- घामपानी
- Directed by: Dipendra Lama
- Written by: Dipendra Lama
- Produced by: Om Gurung, Om Chand Rauniyar, Arjun Karki, Shailendra D Karki and Bishow Gauchan
- Starring: Dayahang Rai Keki Adhikari Ankeet Khadka Prakash Ghimire Pushkar Gurung
- Cinematography: Shailendra D Karki
- Edited by: Nimesh Shrestha
- Music by: Songs: Kali Prasad Baskota; Chandra Kumar Dong; Background Scores: Shailesh Shrestha; Rohit Shakya;
- Production companies: Cinema Arts, Highlights Nepal, Torch Light Productions and Aslesha Entertainment
- Distributed by: Kafia Films (Kathmandu valley), Shree Byankatesh Entertainment (Out of Kathmandu valley)
- Release date: 14 April 2017 (Nepal);
- Running time: 1h 50m
- Country: Nepal
- Language: Nepali
- Budget: 10 million Rupees
- Box office: 25 million Rupees

= Ghampani =

Ghampani (घामपानी) is a 2017 Nepali language drama film written and directed by film critic Dipendra Lama. It stars Dayahang Rai and Keki Adhikari in leading roles. The film has two songs composed by Kali Prasad Baskota and Chandra Kumar Dong. Ghampani recorded as a hit at the box office, collecting 12 million rupees in the first three days after its release.

== Plot ==
Two childhood friends Furba Tamang (Dayahang) and Tara Sharma (Keki) have affection for each other. Furba stays in village as a teacher, while Tara goes to Kathmandu to get higher education. During Tara's annual vacation to village, they flourish their intimate relationship further more. Tara's father Pitambar and Furba's father Maila are very good friends and neighbors. Pitambar, former president of the village development committee gradually discovers his daughter's affair with Furba. Then he decides to tie his daughter's knot with Kamal Adhikari, a police assistant sub-inspector. In return, Tara and Furba choose a path of revolt. They draw a plan to make their love a success and to treat Kamal with a sweet revenge.

==Cast==

- Dayahang Rai as Furba Tamang
- Keki Adhikari as Tara Sharma
- Ankeet Khadka
- Silsa Jirel
- Prakash Ghimire as Tara's Father
- Pushkar Gurung
- Buddhi Tamang
- Kabita Ale
- Aruna Karki
- Amogh Pokharel
- Keshav Rai
- Saroj Aryal
- Prem Barsha Khadka
- Ganesh Munal
- Laxmi Bardewa
- Mani Ram Pokharel
- Ujjawal Sharma Bhandari
- Samrant Thapa

== Soundtrack ==

- 'Panchhi' is a modern song composed by popular musician Kali Prasad Baskota, describes about the freedom of two lovers.
- 'Apa lai Mero' is a Tamang Traditional Song sung by Sanjeev Waiba, Phul Kumar Bamjan and Jitu Lopchan. It explains the value of cultural harmony.

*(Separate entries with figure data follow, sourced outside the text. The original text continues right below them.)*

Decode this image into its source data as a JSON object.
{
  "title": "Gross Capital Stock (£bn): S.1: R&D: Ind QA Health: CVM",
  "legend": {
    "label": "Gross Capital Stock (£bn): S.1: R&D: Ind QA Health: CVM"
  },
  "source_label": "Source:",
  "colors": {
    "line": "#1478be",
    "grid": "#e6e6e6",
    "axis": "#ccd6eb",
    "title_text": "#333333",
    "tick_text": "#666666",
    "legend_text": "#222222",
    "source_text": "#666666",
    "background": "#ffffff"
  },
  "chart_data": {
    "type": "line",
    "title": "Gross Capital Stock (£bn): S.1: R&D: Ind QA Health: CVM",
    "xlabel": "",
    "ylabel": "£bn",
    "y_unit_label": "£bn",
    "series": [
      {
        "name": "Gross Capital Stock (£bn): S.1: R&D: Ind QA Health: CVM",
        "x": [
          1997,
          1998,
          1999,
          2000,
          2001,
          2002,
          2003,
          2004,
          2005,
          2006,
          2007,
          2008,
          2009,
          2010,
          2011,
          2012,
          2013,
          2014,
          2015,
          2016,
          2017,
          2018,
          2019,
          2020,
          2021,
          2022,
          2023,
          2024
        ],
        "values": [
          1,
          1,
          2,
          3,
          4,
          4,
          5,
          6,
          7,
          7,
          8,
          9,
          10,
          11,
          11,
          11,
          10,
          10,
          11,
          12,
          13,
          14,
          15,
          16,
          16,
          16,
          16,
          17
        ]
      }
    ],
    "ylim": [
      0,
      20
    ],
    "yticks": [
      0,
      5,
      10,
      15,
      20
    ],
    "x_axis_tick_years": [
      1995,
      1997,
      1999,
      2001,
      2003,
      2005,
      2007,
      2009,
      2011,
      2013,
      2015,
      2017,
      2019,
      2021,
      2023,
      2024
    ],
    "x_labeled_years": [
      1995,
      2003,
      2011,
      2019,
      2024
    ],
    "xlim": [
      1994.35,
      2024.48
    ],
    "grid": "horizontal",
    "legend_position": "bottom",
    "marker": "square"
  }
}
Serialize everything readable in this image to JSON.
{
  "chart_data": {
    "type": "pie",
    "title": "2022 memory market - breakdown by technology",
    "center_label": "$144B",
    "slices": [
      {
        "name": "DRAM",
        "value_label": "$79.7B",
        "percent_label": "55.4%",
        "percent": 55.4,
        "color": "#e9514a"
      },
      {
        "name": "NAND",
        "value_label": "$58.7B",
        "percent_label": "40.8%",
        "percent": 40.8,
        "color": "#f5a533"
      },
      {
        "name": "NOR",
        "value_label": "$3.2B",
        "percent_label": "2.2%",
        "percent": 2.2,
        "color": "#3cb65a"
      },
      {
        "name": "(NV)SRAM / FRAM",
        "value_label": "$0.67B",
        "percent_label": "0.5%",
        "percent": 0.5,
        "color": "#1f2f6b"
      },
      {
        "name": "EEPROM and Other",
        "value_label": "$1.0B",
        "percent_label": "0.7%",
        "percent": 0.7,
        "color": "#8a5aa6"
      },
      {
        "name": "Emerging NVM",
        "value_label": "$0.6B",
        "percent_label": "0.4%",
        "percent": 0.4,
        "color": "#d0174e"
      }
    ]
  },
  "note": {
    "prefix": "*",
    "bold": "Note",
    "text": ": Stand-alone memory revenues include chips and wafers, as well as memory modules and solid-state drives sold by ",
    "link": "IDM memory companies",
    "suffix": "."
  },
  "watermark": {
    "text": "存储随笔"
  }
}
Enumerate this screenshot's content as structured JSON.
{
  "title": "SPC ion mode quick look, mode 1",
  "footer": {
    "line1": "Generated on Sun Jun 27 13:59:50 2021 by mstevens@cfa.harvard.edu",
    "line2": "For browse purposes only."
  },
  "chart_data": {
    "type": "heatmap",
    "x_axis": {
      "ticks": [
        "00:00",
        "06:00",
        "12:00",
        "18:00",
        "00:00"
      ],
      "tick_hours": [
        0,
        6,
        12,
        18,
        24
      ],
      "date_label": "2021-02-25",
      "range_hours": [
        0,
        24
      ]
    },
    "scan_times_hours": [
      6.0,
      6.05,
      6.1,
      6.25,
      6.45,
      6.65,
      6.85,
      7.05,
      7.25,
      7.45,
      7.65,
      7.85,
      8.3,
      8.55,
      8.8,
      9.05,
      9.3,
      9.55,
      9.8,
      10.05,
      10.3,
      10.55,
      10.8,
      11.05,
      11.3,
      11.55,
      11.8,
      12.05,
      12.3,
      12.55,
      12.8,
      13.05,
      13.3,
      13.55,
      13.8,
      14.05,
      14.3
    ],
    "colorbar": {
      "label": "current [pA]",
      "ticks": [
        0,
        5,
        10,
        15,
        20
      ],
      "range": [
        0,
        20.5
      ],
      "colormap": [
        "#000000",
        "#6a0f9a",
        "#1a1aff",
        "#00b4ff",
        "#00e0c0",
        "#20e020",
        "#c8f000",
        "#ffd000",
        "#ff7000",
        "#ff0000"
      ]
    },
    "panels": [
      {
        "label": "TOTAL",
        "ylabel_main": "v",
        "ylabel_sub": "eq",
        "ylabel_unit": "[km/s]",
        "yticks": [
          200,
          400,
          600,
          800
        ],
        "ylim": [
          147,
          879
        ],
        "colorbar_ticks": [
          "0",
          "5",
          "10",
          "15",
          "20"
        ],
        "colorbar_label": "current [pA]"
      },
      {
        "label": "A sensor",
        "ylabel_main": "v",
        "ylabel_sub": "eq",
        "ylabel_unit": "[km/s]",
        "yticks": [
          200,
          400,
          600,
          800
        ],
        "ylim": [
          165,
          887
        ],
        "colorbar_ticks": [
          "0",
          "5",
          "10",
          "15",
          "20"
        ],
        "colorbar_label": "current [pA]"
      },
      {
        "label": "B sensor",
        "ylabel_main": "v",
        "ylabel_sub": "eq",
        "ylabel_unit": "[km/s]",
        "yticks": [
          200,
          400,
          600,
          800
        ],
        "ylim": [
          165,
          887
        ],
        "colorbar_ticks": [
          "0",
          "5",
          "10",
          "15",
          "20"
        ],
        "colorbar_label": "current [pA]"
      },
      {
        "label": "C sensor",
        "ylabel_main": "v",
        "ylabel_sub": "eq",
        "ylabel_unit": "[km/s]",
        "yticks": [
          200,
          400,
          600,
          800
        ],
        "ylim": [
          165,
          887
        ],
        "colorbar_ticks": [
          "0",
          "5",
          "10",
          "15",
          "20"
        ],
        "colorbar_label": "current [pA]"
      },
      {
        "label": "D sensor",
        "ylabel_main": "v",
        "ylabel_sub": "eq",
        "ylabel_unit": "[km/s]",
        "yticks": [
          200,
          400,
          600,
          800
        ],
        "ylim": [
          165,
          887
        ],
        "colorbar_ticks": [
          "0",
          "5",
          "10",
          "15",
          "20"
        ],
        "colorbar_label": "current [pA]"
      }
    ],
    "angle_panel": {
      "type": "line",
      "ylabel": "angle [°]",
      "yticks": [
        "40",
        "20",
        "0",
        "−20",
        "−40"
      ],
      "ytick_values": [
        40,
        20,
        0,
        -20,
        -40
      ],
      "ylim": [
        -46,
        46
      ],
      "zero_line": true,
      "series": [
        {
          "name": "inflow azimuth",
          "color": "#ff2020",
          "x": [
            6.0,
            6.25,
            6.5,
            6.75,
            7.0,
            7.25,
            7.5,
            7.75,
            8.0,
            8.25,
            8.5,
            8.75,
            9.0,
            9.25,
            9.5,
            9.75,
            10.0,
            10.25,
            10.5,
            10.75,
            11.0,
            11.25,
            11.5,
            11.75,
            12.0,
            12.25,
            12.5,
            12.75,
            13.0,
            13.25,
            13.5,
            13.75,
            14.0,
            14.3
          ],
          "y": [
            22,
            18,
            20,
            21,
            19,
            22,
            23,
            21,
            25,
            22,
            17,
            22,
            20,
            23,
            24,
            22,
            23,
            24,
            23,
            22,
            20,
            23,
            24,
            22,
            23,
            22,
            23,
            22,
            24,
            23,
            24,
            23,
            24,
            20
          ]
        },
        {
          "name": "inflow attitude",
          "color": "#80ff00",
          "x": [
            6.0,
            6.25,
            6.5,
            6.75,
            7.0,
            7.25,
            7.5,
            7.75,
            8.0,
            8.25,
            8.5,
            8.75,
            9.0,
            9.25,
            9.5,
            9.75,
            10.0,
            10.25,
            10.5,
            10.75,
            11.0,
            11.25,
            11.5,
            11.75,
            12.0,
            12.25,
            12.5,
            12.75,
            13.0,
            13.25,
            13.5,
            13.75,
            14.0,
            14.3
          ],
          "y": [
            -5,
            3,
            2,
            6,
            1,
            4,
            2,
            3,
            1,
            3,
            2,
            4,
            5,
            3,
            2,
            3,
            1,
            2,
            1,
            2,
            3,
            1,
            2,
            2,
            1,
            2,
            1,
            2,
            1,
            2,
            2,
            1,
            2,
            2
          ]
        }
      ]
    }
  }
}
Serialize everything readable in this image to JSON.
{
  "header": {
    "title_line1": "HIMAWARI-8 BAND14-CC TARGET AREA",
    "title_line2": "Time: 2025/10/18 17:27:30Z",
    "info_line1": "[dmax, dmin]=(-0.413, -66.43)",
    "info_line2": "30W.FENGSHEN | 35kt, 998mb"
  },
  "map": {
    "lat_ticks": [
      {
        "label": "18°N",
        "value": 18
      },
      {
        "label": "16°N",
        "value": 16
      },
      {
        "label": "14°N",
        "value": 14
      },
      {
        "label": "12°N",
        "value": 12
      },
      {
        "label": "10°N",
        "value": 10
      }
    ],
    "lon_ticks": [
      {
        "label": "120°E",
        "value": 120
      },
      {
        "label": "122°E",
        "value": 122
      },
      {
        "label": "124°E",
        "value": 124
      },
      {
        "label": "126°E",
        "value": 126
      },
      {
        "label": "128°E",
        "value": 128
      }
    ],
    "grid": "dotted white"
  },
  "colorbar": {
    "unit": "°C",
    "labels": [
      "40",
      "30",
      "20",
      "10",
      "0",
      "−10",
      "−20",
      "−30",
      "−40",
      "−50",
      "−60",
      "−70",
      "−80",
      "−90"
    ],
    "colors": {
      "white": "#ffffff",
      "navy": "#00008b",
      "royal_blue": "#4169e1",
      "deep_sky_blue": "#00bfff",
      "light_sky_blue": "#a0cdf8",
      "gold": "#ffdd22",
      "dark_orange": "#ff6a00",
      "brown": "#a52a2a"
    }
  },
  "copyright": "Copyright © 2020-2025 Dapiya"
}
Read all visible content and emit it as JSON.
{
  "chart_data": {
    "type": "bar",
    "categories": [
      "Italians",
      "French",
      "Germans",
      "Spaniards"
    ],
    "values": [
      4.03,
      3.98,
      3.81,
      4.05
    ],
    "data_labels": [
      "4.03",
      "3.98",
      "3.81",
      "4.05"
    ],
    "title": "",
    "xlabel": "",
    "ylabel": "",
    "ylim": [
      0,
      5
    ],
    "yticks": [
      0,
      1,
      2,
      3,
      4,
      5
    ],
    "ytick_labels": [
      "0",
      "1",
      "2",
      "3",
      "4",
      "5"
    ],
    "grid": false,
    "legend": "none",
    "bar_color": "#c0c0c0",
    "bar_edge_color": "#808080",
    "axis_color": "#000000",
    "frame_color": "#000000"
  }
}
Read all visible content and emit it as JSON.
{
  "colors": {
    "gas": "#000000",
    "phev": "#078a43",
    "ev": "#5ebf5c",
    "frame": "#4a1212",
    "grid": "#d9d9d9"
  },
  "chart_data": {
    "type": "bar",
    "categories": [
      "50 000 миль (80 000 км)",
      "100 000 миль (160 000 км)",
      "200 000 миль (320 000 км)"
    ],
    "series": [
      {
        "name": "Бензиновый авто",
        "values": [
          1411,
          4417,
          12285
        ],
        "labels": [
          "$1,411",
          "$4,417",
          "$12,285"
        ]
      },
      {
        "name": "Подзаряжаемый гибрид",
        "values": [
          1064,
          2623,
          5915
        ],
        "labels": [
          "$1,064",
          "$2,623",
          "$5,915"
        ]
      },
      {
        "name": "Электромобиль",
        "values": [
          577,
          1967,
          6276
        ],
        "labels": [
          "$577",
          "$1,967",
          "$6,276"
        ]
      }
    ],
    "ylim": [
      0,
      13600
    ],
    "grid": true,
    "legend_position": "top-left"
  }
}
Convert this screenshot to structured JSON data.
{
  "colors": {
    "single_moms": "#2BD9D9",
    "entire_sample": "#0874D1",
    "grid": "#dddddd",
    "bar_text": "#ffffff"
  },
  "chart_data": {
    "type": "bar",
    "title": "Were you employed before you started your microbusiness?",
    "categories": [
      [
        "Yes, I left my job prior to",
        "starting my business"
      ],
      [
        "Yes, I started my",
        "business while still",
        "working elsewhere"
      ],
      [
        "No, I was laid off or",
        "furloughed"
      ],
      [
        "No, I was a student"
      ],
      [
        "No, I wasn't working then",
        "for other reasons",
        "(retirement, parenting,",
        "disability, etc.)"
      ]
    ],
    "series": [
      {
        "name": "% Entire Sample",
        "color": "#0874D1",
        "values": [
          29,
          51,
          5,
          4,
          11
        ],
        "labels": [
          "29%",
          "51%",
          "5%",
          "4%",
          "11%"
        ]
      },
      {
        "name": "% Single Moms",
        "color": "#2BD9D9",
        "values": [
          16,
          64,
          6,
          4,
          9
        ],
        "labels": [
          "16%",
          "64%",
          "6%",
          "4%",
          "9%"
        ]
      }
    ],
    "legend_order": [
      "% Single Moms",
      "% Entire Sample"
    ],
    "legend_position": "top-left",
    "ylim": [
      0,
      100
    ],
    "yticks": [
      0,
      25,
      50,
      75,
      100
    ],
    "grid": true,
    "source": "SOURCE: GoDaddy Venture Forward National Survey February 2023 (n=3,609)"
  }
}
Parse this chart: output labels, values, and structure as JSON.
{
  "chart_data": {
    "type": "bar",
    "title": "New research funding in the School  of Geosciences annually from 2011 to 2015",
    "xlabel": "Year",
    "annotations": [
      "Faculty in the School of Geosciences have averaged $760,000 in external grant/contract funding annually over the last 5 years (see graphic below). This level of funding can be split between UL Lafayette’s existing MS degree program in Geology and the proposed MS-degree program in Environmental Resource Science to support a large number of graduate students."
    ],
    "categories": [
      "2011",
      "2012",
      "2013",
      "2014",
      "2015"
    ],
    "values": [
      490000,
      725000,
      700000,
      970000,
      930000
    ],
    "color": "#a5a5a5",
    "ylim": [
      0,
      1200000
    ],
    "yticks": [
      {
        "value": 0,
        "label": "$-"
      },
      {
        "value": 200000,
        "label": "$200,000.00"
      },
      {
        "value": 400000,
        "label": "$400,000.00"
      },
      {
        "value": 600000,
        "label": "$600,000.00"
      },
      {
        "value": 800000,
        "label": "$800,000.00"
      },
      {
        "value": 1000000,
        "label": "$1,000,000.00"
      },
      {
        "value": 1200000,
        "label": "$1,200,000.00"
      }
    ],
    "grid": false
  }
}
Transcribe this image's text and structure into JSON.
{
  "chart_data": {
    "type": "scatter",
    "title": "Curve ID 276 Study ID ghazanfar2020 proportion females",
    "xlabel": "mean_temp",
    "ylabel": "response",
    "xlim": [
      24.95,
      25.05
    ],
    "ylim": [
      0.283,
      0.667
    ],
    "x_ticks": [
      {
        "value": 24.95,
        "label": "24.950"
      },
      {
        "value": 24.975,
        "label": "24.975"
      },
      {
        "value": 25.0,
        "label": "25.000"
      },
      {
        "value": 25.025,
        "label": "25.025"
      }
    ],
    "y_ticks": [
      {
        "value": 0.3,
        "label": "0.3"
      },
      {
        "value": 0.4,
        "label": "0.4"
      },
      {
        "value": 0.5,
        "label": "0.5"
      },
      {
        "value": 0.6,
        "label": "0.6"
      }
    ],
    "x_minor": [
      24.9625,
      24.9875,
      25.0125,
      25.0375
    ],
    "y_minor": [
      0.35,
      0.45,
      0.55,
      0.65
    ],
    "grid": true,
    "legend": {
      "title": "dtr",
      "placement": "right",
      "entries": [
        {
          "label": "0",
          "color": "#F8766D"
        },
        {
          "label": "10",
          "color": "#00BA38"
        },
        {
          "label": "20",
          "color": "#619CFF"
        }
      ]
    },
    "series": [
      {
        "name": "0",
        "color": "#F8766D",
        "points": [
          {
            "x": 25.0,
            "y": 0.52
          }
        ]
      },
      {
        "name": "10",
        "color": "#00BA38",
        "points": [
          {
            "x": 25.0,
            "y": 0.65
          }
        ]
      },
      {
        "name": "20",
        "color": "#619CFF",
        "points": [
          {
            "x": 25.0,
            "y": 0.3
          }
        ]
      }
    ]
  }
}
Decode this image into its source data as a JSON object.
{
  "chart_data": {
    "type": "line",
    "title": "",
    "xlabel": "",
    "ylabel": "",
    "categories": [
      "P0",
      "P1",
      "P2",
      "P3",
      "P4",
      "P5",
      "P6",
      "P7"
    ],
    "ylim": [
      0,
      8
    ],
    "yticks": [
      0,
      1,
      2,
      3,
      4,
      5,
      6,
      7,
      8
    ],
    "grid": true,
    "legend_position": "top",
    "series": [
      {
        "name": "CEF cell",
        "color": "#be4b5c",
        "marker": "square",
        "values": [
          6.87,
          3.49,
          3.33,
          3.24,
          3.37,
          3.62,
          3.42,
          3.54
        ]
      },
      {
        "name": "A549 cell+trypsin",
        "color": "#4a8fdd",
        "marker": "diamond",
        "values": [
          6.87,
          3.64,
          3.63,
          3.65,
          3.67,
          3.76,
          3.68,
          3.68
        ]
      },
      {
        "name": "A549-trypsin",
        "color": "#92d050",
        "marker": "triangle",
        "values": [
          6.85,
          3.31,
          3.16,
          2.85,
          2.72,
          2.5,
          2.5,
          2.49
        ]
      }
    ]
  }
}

| No. | Title | Music | Singer(s) | Length |
|---|---|---|---|---|
| 1. | "Panchhi" | Kali Prasad Baskota | Kali Prasad Baskota | 3:47 |
| 2. | "Apa Lai Mero" | Chandra Kumar Dong | Sanjeeb Waiba, Ful Kumar Bamjan, Jitu Lopchan | 4:27 |
| Total length: |  |  |  | 7:74 |

== Awards ==
Ghampani was nominated for the Best debut director (Dipendra Lama), Best script (Dipendra Lama) and Best supporting actor (Ankeet Khadka) in the 5th INAS (International Nepalese Artist Society) film award held in Kathmandu on 13 October 2017. It won Best script award and Best film jury award.